Do outro lado, a pressão também preocupa. A Espanha tem dificuldades contra times que apertam a marcação de forma agressiva, como fez o Brasil na final de 2013, com muitos desarmes e faltas quando necessário. Del Bosque sabe que o melhor meio de evitar essa pressão é colocar mais um passador para auxiliar na saída de bola – mais um motivo para promover a volta de Xabi Alonso ao time titular. Com dois volantes técnicos e calmos como Busquets e Alonso, mais zagueiros com ótima saída como Piqué e Sergio Ramos, é muito mais difícil para o time adversário ocupar todos os jogadores espanhóis na saída de bola.

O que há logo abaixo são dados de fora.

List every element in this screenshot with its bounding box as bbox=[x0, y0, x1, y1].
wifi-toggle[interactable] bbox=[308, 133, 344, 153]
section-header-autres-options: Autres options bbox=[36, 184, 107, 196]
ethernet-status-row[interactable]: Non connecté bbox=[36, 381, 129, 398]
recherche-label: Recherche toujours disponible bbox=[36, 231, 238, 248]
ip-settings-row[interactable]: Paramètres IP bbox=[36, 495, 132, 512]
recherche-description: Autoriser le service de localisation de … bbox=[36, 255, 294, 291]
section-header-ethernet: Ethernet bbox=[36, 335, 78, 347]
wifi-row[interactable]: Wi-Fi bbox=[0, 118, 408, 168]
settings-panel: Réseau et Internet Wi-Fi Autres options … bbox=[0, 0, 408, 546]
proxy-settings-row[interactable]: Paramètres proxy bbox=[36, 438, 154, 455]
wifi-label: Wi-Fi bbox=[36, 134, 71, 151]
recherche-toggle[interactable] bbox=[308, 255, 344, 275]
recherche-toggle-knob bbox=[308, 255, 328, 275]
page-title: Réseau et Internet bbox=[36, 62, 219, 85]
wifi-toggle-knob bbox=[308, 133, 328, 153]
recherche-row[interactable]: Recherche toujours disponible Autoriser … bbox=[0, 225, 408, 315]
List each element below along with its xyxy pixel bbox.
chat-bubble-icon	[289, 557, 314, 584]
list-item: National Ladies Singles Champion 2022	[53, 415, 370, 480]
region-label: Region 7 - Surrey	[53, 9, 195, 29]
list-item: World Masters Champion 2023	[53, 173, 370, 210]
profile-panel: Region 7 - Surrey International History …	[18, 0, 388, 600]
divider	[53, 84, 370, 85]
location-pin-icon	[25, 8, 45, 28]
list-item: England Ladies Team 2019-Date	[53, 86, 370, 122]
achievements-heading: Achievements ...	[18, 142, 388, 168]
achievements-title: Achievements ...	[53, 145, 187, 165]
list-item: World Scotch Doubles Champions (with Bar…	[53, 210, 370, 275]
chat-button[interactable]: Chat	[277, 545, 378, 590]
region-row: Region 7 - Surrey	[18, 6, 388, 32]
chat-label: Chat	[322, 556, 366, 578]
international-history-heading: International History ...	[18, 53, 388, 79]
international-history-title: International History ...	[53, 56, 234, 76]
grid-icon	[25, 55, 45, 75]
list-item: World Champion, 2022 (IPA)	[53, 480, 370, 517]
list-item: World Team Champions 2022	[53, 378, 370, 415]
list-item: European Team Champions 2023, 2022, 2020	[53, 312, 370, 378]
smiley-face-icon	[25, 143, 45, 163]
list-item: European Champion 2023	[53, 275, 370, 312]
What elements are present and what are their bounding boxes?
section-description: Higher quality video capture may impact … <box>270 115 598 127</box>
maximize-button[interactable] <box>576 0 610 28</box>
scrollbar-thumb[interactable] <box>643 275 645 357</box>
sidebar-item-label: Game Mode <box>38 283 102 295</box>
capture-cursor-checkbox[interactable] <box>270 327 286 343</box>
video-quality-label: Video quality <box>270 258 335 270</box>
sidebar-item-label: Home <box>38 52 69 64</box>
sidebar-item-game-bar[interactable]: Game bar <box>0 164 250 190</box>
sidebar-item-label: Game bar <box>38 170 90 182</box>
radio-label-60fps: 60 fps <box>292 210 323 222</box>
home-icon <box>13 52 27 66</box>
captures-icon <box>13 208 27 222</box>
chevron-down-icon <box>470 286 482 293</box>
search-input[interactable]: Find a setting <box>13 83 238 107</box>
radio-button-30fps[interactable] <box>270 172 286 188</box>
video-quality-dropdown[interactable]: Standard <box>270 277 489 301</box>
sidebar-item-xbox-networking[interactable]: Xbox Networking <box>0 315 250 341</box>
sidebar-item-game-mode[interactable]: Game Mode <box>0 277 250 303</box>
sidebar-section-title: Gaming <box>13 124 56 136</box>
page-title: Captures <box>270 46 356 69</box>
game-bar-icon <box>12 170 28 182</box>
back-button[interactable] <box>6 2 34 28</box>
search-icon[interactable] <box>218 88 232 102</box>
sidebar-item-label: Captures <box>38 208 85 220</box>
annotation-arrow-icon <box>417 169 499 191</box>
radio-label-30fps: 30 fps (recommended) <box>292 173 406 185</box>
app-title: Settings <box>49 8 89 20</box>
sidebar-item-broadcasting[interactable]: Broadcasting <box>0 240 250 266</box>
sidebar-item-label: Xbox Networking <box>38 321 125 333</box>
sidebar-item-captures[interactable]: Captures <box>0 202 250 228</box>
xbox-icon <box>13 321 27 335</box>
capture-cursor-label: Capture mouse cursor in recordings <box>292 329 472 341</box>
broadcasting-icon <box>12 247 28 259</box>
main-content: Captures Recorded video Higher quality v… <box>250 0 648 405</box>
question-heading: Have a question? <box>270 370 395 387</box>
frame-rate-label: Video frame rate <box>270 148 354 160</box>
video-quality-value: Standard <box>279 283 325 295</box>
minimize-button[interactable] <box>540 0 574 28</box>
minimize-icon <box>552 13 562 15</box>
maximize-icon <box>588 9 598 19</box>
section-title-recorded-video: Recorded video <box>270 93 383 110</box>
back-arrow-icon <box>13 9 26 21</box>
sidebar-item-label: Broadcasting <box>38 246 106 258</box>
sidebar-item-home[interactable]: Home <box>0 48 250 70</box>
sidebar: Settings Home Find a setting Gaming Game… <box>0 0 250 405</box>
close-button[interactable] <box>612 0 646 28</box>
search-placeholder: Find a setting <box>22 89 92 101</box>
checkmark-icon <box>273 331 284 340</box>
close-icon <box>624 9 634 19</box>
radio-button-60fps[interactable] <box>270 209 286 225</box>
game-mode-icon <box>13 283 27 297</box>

Jogador-chave: Iniesta. Em uma geração espetacular de jogadores, o meia do Barcelona é o melhor deles e o mais propenso a lances de magia, que serão muito necessários para os espanhóis suprirem os problemas coletivos que afetam a seleção em anos recentes. Seja como parte de um trio de meio-campistas ou partindo de um dos lados do campo, Iniesta precisa substituir definitivamente Xavi como o principal armador do time e fazer a diferença – talvez a Espanha nunca tenha dependido tanto do brilho individual de uma estrela.